The overall amount of humic substance in the microemulsion according to the invention can vary in a relatively wide range of values. The mass of humic substance in the microemulsion is generally in the range 0.2 - 50 mmol of carbon of the humic substance per liter of aqueous phase, preferably in the range 2 - 20 mmol C/L. The use of humic substance concentrations higher than 20 mmol C/L of carbon is not recommended in the event that the phytosanitary agent is a microorganism, as an excessive concentration of humic substance can have toxic effects on microorganisms.

The microemulsions according to the present invention comprise at least one oil phase.

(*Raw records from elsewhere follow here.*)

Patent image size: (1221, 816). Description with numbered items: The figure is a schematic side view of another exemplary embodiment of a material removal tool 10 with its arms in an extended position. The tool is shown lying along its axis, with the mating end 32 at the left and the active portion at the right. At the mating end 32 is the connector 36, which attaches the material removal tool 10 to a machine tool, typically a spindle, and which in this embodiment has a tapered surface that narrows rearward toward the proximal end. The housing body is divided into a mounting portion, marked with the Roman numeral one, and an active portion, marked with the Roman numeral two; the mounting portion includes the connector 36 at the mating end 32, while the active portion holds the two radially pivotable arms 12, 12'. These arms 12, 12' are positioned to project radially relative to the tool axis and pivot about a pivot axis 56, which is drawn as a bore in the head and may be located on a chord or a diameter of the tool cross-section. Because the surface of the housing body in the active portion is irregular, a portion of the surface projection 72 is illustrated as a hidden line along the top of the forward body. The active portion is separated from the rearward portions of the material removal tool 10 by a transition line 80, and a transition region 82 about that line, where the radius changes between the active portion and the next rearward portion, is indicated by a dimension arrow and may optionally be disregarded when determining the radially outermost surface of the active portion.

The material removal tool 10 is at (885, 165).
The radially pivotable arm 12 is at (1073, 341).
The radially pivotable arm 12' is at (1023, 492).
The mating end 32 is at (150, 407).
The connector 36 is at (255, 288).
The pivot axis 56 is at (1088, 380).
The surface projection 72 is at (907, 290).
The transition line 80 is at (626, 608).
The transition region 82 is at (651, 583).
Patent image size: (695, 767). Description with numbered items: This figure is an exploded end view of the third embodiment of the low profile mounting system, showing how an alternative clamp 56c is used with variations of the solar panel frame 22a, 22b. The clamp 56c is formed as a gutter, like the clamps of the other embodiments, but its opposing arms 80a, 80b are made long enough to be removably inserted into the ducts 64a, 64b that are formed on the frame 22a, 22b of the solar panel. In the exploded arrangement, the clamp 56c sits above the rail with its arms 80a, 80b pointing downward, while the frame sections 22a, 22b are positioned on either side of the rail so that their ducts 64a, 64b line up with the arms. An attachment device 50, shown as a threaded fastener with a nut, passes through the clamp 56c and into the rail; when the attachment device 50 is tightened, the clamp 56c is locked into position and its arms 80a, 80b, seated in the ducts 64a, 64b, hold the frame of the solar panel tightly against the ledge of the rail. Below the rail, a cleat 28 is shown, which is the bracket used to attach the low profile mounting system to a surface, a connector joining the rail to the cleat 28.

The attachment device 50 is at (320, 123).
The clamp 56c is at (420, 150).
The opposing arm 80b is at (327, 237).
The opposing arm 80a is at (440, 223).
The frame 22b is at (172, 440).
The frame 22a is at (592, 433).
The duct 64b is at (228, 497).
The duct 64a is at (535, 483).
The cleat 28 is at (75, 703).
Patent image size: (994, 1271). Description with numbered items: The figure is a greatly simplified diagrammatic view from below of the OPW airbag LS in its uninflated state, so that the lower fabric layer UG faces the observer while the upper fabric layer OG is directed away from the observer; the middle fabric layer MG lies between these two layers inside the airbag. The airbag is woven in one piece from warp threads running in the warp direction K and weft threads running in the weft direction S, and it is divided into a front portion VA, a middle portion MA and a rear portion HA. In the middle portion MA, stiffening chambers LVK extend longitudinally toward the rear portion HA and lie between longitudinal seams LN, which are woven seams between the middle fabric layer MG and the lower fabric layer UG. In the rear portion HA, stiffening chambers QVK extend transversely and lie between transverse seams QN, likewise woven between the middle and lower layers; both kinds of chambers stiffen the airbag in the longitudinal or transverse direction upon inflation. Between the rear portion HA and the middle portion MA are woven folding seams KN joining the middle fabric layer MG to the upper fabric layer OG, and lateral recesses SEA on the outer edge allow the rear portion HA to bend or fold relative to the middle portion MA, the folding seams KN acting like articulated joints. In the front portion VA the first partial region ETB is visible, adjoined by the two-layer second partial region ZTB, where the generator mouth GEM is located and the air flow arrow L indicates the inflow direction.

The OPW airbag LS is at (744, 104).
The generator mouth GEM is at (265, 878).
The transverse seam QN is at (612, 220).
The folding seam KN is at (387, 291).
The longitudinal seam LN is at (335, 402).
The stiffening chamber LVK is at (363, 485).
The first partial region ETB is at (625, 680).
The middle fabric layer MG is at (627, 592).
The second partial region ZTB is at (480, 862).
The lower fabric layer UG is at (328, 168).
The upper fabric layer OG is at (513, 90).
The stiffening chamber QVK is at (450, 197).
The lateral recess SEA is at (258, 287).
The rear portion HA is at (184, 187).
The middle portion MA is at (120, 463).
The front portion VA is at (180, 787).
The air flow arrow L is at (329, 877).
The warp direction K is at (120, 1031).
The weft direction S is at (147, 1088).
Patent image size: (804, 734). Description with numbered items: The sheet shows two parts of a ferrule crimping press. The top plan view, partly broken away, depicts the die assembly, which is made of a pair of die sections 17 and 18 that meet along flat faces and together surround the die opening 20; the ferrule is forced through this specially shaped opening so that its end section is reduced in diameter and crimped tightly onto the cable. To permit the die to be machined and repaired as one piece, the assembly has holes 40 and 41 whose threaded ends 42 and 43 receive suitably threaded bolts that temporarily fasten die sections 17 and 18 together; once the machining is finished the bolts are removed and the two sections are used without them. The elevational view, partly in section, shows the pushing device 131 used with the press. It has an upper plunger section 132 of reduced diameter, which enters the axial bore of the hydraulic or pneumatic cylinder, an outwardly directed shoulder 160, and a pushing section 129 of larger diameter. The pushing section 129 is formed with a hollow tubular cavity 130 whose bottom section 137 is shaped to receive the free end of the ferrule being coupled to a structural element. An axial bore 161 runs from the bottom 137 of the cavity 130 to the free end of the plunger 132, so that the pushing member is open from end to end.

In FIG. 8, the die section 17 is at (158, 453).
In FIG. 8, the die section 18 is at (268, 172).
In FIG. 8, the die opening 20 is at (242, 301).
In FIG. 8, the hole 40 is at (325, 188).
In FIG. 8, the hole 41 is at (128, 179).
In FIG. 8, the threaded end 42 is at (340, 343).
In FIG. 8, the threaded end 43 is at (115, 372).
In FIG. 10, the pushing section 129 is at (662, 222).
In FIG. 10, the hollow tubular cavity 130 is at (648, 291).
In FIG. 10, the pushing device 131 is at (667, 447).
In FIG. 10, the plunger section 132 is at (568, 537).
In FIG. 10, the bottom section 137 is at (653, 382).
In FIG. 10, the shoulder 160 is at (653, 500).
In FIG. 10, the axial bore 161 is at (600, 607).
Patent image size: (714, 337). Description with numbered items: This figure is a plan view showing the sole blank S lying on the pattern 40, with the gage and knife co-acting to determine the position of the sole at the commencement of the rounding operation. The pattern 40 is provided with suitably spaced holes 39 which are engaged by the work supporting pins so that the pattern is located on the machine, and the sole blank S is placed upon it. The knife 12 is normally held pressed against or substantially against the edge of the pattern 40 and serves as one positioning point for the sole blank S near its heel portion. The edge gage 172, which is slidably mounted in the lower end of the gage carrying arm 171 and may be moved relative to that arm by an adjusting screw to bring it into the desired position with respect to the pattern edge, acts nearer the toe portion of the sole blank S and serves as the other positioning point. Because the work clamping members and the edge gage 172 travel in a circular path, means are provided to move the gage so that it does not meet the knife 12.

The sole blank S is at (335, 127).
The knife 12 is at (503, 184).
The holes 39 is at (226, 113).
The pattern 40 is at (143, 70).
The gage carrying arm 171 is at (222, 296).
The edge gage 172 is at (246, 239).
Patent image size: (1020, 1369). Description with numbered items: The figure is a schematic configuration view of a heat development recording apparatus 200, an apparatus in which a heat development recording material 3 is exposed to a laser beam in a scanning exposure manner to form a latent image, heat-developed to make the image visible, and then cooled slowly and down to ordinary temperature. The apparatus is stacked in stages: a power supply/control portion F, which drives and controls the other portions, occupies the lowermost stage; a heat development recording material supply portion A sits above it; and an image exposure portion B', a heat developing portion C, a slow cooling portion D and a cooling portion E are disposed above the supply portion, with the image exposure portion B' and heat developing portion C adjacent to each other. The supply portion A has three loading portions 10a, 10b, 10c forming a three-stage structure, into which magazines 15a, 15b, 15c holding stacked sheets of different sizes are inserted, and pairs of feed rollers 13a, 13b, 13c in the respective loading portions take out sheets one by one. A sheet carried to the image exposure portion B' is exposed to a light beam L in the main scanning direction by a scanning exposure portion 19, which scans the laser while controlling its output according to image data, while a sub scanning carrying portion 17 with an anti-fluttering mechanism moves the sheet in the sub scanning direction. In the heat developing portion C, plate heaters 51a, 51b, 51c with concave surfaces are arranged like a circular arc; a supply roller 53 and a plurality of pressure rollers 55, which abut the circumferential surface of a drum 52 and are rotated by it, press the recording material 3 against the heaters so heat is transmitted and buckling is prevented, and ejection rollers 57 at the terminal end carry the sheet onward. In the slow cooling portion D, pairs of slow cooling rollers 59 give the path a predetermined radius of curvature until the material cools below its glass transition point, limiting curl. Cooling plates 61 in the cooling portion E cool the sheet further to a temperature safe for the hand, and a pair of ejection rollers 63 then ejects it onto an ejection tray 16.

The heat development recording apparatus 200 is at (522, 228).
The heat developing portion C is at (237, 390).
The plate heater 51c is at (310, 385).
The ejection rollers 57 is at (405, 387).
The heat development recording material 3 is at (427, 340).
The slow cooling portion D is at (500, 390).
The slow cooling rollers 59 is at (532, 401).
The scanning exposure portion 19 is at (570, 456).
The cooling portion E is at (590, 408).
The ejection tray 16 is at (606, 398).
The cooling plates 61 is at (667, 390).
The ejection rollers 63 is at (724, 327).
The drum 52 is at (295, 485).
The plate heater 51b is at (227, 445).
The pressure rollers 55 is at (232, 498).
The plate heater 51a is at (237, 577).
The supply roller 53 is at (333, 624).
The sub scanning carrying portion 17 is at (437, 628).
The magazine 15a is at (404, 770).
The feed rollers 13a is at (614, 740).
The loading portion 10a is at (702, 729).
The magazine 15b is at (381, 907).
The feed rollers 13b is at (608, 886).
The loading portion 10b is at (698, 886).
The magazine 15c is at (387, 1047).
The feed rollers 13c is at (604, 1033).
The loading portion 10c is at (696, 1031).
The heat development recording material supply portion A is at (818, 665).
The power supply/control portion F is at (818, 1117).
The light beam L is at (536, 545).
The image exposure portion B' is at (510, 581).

The oil phase, in general, is an organic liquid phase, substantially immiscible with water. Components of the oil phase suitable for the purposes of the present invention include, but are not limited to, hydrocarbons and esters of fatty acids, liquid at room temperature. Examples of such hydrocarbons include mineral oils, vegetable oils, silicone oils, paraffin oils and liquid polyolefins. Fatty acid esters include, for example, methyl and isopropyl esters of fatty acids containing 12 to 22 carbon atoms, such as: methyl laurate, methyl stearate, methyl oleate, methyl erucate, isopropyl palmitate, isopropyl stearate, isopropyl oiled.

Other components of the oil phase can be n-butyl stearate, n-hexyl laurate, n-decyl oleate, isooctyl stearate, isononyl palmitate, isononyl isononanoate, 2- ethylhexyl palmitate, 2-ethylhexyl laurate, 2-oxydecyl stearate, oleyl oleate, oleyl erucate, erucyl oleate and esters obtainable from aliphatic alcohol mixtures and aliphatic carboxylic acids, for example esters of saturated and unsaturated fatty alcohols containing 12 to 22 carbon atoms and saturated and unsaturated fatty acids containing 12 to 22 carbon atoms which are obtainable from animal and vegetable fats.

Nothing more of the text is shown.